Inspired by 9arm-skills.
Source: 9arm-skillsReverse-engineered from real GitHub workflow.
Build a lightweight skill management system for Claude Code agents to load and organize reusable prompt-based skills with automation.
I want you to build a skill management system for Claude Code. This is a personal toolkit that loads prompt-based agent skills on demand.
The core idea: I have a collection of reusable "skills" — each one is a prompt that teaches Claude how to do something specific (like debugging methodology, writing postmortems, doing code reviews). These skills live in a directory structure, organized by category. I want a way to:
1. Store each skill as its own folder with a SKILL.md file that has YAML frontmatter (name and description fields) plus the actual skill prompt/instructions
2. Organize skills into categories: engineering (daily coding work), productivity (workflow tools), personal (my own setup), in-progress (drafts), deprecated (old stuff), and misc (random)

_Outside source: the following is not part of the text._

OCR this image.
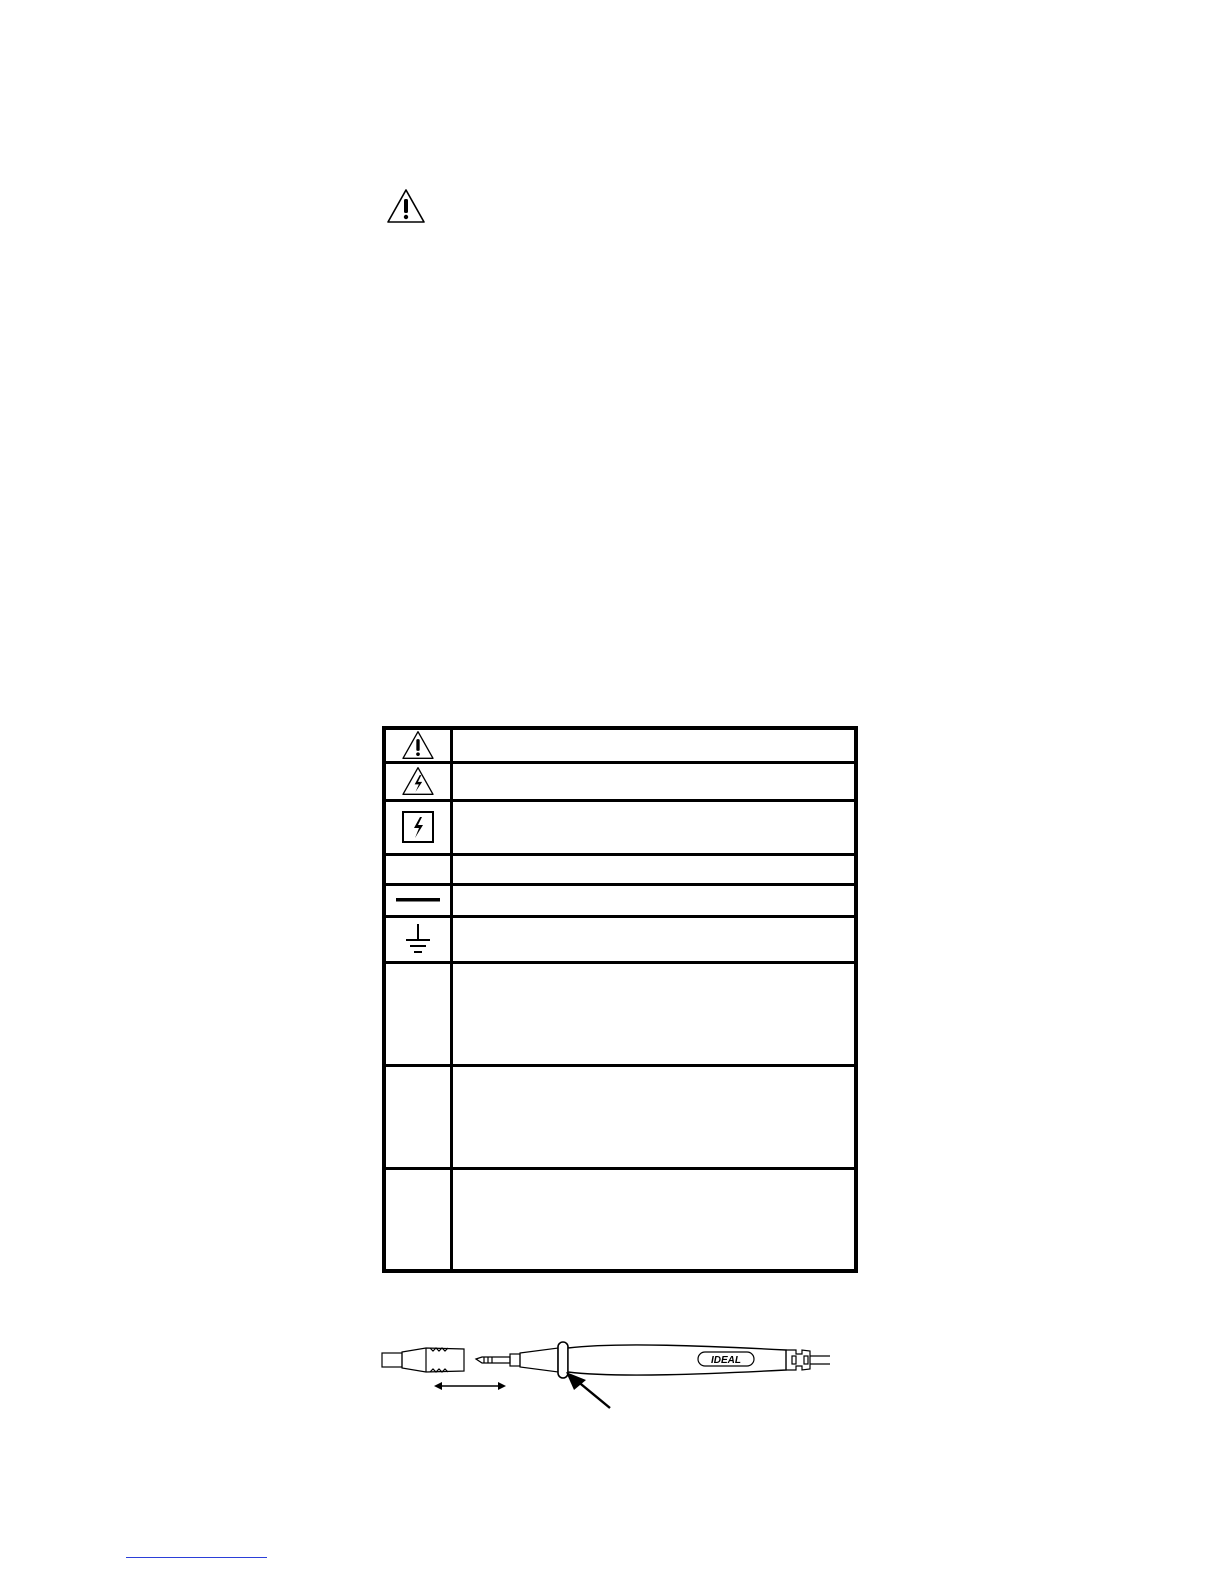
IDEAL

3. Provide two simple shell scripts: one that symlinks all shippable skills into ~/.claude/skills/ so Claude Code can load them automatically, and another that lists all SKILL.md files in the repo as a quick reference
The skills I want to create as examples:
- debug-mantra: A four-step debugging discipline (reproduce → trace → falsify → cross-reference) that recites verbatim at session start
- post-mortem: A format for writing canonical engineering records of fixed bugs with root cause, mechanism, fix, validation
- scrutinize: An outsider-perspective review skill for plans, PRs, and code changes that questions intent and traces actual code paths
- management-talk: Rewrite engineer content for leadership audiences across different channels (JIRA, Slack, email, etc.)
Use shell scripts to automate the symlink installation and listing. Keep the directory structure simple and self-documenting. Include a .gitignore to ignore symlinks and compiled artifacts, plus a CLAUDE.md that explains how Claude Code should integrate with this repo.
The goal is to make a lightweight prompt library that Claude Code agents can consume directly, with zero friction to add new skills or update existing ones.